The page number references the page number in the CM/ECF footer where, as here, it differs from the internal document's page number.

In arguing for Piceme's inclusion as a custodian, Plaintiffs point out that he is the founder of Corvias and that he made public statements through interviews and congressional testimony regarding the housing issue at Fort Bragg and other installations. Pl.'s Br. [DE-90] at 6-7. Plaintiffs view these statements as evidence that Piceme had independent involvement and communications going to relevant issues that may not be captured by search of other custodians. Id. at 8. Plaintiffs also question whether the apex custodian doctrine has been adopted in the Fourth Circuit and argue that Defendants have failed to demonstrate that adding Piceme as a custodian would be an undue burden. Id. at 10.

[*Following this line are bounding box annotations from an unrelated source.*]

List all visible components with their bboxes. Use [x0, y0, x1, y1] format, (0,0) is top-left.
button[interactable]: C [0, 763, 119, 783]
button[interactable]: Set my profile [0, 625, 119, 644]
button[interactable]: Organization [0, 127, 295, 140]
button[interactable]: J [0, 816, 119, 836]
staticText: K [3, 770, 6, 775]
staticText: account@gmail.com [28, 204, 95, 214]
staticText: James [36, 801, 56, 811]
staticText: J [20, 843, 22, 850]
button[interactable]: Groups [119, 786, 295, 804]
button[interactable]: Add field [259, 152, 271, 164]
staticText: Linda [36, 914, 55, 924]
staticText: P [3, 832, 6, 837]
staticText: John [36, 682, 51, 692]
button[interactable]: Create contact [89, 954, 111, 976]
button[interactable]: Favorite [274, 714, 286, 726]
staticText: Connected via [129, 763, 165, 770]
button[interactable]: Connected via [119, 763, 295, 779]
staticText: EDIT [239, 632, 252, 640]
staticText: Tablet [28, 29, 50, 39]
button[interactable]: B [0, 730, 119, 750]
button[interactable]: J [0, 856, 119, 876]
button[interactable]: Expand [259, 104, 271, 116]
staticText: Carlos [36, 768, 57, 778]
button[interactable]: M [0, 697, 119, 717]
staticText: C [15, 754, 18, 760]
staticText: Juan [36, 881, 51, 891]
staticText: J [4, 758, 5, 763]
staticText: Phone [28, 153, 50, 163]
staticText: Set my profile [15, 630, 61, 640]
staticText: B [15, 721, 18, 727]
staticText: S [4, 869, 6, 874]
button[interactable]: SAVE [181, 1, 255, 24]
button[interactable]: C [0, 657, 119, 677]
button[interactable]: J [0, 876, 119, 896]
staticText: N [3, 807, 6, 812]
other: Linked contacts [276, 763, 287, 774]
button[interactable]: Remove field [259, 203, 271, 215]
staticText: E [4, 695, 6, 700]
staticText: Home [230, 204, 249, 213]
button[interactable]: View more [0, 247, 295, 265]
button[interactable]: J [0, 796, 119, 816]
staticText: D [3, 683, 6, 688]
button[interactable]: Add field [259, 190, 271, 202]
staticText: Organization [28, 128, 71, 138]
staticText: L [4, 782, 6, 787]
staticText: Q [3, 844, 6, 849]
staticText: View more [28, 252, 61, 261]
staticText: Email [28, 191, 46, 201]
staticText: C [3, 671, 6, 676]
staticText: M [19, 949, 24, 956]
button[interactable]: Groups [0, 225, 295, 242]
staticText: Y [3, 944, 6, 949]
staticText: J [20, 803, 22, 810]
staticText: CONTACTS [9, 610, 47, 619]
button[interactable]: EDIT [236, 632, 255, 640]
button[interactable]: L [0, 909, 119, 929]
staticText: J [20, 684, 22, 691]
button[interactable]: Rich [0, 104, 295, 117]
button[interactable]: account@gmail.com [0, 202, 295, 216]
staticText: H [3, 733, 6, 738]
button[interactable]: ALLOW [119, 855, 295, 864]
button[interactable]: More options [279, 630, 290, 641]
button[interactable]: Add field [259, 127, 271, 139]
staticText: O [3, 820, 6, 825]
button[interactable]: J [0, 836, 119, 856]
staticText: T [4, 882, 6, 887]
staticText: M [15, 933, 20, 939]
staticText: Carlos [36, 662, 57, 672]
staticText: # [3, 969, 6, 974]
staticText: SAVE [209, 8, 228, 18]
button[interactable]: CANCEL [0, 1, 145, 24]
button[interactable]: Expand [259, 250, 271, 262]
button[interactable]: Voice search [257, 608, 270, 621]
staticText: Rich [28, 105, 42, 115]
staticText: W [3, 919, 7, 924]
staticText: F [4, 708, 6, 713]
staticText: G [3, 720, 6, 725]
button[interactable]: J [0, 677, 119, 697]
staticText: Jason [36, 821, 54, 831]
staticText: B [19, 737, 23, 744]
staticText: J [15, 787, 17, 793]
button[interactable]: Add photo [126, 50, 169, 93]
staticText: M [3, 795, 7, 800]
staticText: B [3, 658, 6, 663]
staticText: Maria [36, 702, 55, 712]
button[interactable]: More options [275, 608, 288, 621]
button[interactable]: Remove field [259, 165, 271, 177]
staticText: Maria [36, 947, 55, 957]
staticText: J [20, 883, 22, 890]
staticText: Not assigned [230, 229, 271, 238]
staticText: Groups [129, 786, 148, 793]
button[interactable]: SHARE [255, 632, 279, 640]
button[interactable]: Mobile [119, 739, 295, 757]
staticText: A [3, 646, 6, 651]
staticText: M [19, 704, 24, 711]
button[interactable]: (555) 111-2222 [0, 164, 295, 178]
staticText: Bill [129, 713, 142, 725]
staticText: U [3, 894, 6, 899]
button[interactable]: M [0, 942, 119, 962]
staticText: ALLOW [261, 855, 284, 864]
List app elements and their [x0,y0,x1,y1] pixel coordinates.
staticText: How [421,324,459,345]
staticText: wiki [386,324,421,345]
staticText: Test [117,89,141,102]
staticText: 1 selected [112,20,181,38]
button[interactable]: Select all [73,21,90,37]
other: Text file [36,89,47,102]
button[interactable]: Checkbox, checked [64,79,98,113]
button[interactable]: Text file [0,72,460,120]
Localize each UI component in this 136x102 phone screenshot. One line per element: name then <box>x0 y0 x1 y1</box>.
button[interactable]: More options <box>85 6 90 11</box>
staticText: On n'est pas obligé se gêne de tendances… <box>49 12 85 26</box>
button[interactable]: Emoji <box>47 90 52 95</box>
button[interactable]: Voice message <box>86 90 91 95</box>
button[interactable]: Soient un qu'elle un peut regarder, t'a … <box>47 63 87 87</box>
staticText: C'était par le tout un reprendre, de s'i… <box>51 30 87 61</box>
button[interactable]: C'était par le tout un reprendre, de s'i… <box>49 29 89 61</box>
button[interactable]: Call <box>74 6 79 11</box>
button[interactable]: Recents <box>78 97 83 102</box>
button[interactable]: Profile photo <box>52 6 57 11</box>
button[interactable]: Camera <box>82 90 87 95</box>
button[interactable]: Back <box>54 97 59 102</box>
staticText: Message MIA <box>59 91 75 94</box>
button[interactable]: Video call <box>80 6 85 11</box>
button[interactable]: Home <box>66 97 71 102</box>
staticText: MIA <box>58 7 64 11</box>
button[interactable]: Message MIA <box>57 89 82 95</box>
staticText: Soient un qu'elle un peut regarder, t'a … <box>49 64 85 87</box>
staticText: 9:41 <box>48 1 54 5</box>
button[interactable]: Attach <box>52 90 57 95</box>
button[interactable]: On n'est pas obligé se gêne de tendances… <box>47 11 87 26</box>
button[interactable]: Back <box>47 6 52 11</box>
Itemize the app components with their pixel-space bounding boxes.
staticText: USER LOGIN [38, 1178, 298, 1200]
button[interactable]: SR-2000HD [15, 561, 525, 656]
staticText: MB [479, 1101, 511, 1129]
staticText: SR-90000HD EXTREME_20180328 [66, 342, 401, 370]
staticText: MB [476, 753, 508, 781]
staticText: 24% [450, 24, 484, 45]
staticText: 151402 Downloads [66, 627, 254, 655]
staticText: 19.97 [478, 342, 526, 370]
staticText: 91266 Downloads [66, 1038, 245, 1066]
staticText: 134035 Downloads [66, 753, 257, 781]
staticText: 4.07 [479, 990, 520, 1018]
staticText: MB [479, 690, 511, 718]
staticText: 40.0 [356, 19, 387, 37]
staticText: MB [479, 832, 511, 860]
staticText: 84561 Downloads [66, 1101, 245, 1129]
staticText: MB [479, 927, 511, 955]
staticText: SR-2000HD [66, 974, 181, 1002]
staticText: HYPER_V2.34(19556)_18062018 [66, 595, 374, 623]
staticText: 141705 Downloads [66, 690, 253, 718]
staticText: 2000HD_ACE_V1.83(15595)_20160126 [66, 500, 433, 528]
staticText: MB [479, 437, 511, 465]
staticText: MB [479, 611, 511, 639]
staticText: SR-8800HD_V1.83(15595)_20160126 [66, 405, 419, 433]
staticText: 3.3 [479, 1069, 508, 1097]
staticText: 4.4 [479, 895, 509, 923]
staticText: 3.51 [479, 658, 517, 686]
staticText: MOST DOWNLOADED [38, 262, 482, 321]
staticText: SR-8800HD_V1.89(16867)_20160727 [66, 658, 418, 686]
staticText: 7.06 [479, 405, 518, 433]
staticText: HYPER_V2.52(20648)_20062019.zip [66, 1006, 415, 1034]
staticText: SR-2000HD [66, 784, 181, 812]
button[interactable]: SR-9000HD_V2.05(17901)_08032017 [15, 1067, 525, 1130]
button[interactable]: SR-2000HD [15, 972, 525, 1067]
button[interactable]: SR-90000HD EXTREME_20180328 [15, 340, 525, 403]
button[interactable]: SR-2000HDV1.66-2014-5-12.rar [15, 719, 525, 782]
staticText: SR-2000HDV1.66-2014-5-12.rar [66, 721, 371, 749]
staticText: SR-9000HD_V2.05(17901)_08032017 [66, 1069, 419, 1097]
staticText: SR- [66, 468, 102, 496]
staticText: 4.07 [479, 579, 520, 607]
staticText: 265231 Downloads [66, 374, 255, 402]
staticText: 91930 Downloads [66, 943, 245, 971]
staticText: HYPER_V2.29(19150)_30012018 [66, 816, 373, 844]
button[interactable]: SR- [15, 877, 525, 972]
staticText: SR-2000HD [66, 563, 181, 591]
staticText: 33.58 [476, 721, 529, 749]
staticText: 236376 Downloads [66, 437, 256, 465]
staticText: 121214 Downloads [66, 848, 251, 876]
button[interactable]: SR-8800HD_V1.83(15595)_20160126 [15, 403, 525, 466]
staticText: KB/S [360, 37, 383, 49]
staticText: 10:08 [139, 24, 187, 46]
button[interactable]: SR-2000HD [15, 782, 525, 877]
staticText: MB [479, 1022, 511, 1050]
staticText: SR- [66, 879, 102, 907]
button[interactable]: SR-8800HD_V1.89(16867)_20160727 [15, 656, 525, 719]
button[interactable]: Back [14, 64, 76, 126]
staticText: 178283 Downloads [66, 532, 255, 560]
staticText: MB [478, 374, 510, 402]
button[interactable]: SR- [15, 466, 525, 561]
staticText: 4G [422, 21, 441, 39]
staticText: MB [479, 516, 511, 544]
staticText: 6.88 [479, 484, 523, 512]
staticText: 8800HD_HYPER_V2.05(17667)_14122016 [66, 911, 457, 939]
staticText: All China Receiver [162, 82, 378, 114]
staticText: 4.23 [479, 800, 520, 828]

Defendants respond that Fort Bragg is only one of twenty-eight installations operated by Corvias entities involved in housing, Corvias Group has numerous affiliates, subsidiaries, and public-private partnerships over many industries, and Piceme was not directly involved with Fort Bragg housing or intimately involved in setting company policy regarding the issues in this case. Defs.' Resp. [DE-107] at 8. Defendants point to Plaintiffs' deposition of Heath Burleson, the Senior Vice President of Operations who also testified before Congress on behalf of Corvias, and his deposition testimony confirming that Piceme had no day-to-day involvement with Fort Bragg and identifying who did have responsibility for managing the Fort Bragg housing. Id. at 8-9. Defendants contend Plaintiffs only speculate that Piceme might have relevant information and that seeking ESI from Piceme is unduly burdensome, cost prohibitive, and harassing when balanced against the scope of Plaintiffs' claims. Id. at 9-10. Finally, Defendants argue that there are roughly 150 individuals with day-to-day responsibilities at Fort Bragg, many of whom are custodians, and even assuming Piceme had some hypothetical involvement with Fort Bragg, his communications would necessarily be captured in the documents produced by other custodians such as Burleson or the executive property managers. Id. at 11.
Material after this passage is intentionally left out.